In a 2017 report, official NHS watchdog the Care Quality Commission (CQC) found that Babylon Health was “not providing safe care.” The company responded by going to court to stop the CQC publishing their report but the injunction failed and Babylon had to pay the CQC’s legal costs. Despite these worries, and against the objections of local GPs, NHS England is allowing Babylon Health to take on NHS services in Birmingham and London.

The Alexa-NHS hookup also points to the possibility that big corporations will exploit the health service’s data. Tech giants want to monetise personal data for advertising and marketing, while the drug giants want to monetise health data for drug research.
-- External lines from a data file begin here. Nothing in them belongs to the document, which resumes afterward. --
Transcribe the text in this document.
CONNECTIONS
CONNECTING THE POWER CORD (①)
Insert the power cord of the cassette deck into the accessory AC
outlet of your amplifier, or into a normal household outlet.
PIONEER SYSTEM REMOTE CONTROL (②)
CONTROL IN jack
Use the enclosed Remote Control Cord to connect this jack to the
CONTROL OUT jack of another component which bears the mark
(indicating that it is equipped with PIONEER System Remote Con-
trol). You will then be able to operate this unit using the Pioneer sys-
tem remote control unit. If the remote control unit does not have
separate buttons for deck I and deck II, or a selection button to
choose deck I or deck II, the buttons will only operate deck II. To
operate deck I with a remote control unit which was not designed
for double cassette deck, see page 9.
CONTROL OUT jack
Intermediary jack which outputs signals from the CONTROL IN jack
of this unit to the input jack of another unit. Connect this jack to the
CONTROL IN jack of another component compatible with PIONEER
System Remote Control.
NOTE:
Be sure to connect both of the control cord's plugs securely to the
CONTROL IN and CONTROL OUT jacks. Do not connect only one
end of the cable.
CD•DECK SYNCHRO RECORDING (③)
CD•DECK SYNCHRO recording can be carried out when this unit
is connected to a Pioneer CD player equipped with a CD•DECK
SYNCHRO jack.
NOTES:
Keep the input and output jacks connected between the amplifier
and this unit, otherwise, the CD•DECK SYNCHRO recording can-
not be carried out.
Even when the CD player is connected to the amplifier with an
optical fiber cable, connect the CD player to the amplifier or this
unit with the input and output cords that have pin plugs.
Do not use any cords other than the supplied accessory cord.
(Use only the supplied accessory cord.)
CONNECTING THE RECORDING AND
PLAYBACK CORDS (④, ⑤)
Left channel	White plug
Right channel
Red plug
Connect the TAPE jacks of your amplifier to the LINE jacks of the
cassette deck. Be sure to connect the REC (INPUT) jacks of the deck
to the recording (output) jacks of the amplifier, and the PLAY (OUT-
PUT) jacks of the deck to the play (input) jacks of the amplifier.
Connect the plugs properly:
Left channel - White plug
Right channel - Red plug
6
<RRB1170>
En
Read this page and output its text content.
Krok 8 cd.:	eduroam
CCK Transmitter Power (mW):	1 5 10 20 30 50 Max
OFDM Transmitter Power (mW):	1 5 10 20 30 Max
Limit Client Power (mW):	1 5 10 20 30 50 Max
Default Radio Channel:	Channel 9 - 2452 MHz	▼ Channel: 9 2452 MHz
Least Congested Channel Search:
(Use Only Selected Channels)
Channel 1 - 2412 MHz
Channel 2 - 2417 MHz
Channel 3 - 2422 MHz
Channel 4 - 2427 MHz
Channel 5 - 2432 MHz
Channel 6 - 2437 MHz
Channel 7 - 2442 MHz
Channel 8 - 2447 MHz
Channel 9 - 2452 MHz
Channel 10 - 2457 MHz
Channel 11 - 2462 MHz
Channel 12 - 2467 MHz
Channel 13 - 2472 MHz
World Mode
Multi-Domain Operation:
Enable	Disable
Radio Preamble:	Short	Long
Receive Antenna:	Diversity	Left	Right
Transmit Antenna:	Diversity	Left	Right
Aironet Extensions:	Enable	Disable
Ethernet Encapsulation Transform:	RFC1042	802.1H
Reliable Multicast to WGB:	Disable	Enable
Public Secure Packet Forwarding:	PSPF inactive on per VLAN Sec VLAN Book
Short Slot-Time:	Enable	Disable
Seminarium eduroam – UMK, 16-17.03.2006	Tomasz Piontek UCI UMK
However, other, more substantial deals with tech companies have not worked so well for the NHS. In 2015, London’s Royal Free Hospital went into a secretive partnership with Google subsidiary DeepMind to share patient data in order to develop an app to improve treatment of kidney patients. The Information Commissioner’s Office ruled that the deal broke privacy laws.

While some of the implications of digital commercialisation of the NHS are alarming (trade in NHS data is already implied in a possible post-Brexit trade deal with the US), we should not get too caught up in Hancock’s tech boostering. He has also overseen even more expansion of the existing, very analogue NHS privatisation measures, where physical services are handed to corporations. Just last week, the Department of Health and Social Care annual report showed that a record £9.2 billion had been given to private firms.

It was a similar story at the Future of Healthcare Investor Forum where Hancock gave his Alexa announcement. One session included a top executive from Ramsay Health Care. The Australian-owned private hospital firm profits from selling operations to the NHS, and has a UK turnover of £41.6 million. In the beating heart of London’s finance world, CEO Andy Jones spoke on a panel about balancing healthcare with, chillingly, ‘improving returns.’